Wir begrüßen, dass die nächste Thüringenausstellung im Jahr 2004 in Sondershausen den Residenzstädten gewidmet ist, denn gerade diese Residenzstädte stehen für unsere Kulturtradition, die wir erhalten und als Wert auch nach außen darstellen wollen.

(Beifall bei der CDU)

Meine sehr verehrten Damen und Herren, die Kommunalpolitik ist eine der wesentlichsten Politikbereiche der Thüringer Landespolitik und der Unionspolitik, denn jeder weiß, Gesicht und Struktur des Landes wird vor allem in den Kommunen geprägt. Ich glaube, was sich in den Kommunen seit der Wende verändert hat, bedarf einer besonderen Würdigung. Ohne die erfolgreiche Kommunalpolitik, ohne die erfolgreiche Arbeit zahlreicher Kommunalpolitiker hätte Thüringen keine so gute Entwicklung genommen. Deshalb möchte ich nicht nur der Kommunalpolitik eine besondere Bedeutung beimessen, sondern ich möchte allen Kommunalpolitikerinnen und -politikern, die in den Gemeinden, in den Landkreisen, in den Städten seit 12 Jahren verantwortlich sind, herzlich für ihren Dienst an der Gemeinschaft danken.

(Beifall bei der CDU)

Das Gesetz zur überörtlichen Prüfung der Haushalts- und Wirtschaftsführung und zur Beratung der Gemeinden und Landkreise haben wir nach ausführlicher Erörterung beschlossen. Ich bin sehr froh, dass insbesondere auch der Beratungsauftrag für die Kommunen ganz entscheidend ausgeprägt ist.
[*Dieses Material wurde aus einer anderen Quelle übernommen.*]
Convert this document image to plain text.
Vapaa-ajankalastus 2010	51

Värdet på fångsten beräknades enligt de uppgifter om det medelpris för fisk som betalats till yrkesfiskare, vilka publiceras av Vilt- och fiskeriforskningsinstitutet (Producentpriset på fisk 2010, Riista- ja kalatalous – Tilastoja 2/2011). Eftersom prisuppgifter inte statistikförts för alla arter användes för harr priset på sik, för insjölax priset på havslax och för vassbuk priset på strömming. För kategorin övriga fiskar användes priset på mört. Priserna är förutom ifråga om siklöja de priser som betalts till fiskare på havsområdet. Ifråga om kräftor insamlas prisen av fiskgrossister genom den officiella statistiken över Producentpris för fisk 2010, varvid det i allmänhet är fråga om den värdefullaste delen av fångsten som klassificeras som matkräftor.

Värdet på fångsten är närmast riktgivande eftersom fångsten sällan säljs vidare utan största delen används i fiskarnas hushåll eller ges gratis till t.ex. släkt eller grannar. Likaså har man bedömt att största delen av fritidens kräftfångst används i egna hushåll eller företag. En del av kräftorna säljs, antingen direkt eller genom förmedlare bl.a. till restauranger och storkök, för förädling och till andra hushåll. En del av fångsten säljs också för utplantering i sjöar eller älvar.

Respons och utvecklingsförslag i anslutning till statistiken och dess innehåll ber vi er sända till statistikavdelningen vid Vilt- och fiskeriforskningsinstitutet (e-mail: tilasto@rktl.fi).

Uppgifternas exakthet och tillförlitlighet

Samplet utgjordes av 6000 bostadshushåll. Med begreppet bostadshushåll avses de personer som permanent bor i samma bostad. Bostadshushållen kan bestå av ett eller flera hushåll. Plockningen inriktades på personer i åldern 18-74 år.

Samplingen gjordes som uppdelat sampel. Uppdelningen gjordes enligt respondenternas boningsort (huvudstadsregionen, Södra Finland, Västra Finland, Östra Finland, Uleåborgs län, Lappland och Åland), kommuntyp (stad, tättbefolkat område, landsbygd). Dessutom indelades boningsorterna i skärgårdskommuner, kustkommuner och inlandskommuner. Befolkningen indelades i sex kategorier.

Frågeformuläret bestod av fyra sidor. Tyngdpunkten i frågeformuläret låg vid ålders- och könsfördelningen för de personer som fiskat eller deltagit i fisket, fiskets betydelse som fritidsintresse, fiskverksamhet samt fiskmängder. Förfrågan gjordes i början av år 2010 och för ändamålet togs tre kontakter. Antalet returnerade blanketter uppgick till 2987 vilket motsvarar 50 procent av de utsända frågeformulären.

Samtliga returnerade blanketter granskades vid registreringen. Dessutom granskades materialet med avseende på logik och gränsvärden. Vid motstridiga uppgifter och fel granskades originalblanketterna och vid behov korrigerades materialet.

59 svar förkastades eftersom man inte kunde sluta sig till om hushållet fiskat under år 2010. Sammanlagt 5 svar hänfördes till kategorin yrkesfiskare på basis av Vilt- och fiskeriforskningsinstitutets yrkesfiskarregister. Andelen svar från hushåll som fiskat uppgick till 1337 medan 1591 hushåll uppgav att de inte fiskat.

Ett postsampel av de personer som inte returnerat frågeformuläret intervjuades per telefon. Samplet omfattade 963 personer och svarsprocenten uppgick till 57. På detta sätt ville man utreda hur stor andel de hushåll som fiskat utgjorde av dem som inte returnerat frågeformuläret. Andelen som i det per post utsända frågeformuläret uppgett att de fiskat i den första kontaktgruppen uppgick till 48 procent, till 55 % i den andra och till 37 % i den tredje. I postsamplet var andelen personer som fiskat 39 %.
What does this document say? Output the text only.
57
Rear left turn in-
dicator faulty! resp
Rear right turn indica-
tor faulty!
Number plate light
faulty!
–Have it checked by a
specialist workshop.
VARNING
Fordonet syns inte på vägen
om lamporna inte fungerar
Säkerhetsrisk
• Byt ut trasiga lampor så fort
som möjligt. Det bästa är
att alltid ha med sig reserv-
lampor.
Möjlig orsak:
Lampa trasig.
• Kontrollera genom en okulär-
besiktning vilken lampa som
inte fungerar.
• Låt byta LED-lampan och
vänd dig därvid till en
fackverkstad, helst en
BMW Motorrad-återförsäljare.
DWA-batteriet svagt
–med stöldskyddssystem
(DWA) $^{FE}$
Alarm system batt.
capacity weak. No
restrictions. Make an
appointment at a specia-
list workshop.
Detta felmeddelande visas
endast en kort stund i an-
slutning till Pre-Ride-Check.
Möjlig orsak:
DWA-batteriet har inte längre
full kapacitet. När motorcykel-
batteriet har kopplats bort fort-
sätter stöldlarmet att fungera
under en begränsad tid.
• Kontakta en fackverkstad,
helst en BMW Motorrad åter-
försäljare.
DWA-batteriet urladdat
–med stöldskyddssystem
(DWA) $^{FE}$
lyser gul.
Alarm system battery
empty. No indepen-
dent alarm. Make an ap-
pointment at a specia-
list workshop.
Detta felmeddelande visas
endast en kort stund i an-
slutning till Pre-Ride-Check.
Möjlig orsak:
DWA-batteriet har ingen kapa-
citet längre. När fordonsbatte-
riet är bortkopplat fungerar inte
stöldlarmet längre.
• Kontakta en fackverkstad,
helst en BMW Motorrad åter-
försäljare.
In diesen Wochen werden wir die Novelle zur Thüringer Kommunalordnung in den Ausschüssen im Thüringer Landtag beraten. Und hier noch einmal ganz klar nach den Ausführungen des Kollegen Gentzel: Die Thüringer Kommunalordnung hat sich im Prinzip bewährt, es geht überhaupt nicht um eine generelle Reform.

(Beifall bei der CDU)

Es geht uns darum, weitere Verbesserungen für die Arbeit der kommunalen Amtsträger, der Kommunalvertretungen und der Kommunalverwaltungen zu erreichen, aber die Grundlagen der Thüringer Kommunalordnung werden erhalten bleiben, auch mit der jetzigen Novelle.

(Zwischenruf Abg. Fiedler, CDU: Jawohl.)

Ein besonderes Problem, meine sehr verehrten Damen und Herren, ist der Wohnungsleerstand in zahlreichen Kommunen. Deshalb haben wir ein Wohnungsmarktstabilisierungsprogramm aufgelegt, mit dem etwa 2.500 Wohnungen bei 60 Wohnungsunternehmen in 22 Gemeinden rückgebaut werden. Zusätzlich zur Förderung der Erneuerungs- und Umbauprogramme der Kommunen setzen wir Fördermittel für die Ausarbeitung von Stadtumbaukonzepten und für deren Realisierung ein. Ich möchte den Bundeswettbewerb "Stadtumbau Ost" erwähnen, den die Bundesregierung übrigens auf Drängen insbesondere der Länder Thüringen und Sachsen am 30. Januar in diesem Jahr gestartet hat. Die Finanzierung dieses Programms teilen sich Bund und Länder und deshalb werden wir im Nachtragshaushalt die landeseigene Förderung des Städteund Wohnungsbaus wohl um 9,5 Mio. -    aber wir werden zugleich die Kofinanzierung Thüringens für den Wettbewerb "Stadtumbau Ost" sichern.